Par jugement du 21 septembre 2020, le tribunal judiciaire de Bobigny a :
- constaté que bien qu'ayant assigné la société AXA, M. [U] [I] ne formule aucune demande et ne s'est pas non plus désisté à son encontre,
- constaté que les autres parties n'ont pas formulé de demande à l'encontre de la société AXA,
- débouté M. [U] [I] de sa demande à l'encontre de la société Green City Immobilier, - débouté M. [U] [I] de sa demande au titre de la reconnaissance de servitude pour défaut d'intérêt à agir,
- débouté M. [U] [I] de sa demande au titre de la réparation de son préjudice,
- débouté la société Green City Immobilier de sa demande au titre de l'abus de droit et en réparation de son préjudice d'image,
- condamné M. [U] [I] à verser :
à la société AXA France Iard, la somme de 1.500 €,
à la société Green City Immobilier, la somme de 2.000 €,
- condamné M. [U] [I] aux dépens (comprenant les frais d'expertise) lesquels seront recouvrés conformément à l'article 699 du code de procédure civile s'agissant d'AXA,
- dit n'y avoir lieu à prononcer l'exécution provisoire.

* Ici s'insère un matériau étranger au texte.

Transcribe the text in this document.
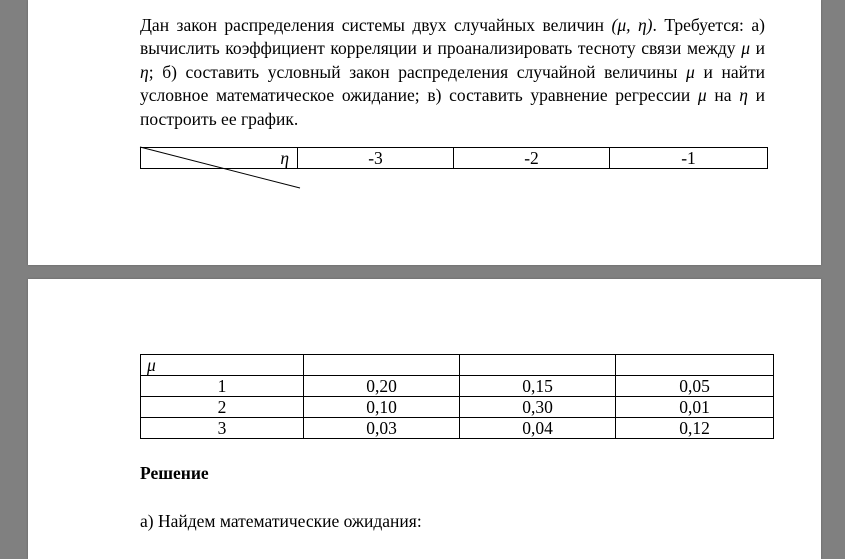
Дан закон распределения системы двух случайных величин (μ, η). Требуется: а) вычислить коэффициент корреляции и проанализировать тесноту связи между μ и η; б) составить условный закон распределения случайной величины μ и найти условное математическое ожидание; в) составить уравнение регрессии μ на η и построить ее график.

η	-3	-2	-1
μ			
1	0,20	0,15	0,05
2	0,10	0,30	0,01
3	0,03	0,04	0,12

Решение

а) Найдем математические ожидания:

M. [U] [I] a relevé appel de ce jugement par déclaration remise au greffe le 8 décembre 2020 à l'encontre de la société d'exercice libéral à responsabilité limitée [B] [R] & associés, en la personne de M. [B] [R], administrateur judiciaire, ès qualités de mandataire ad hoc de la société civile de construction vente Le Hameau des Noyers.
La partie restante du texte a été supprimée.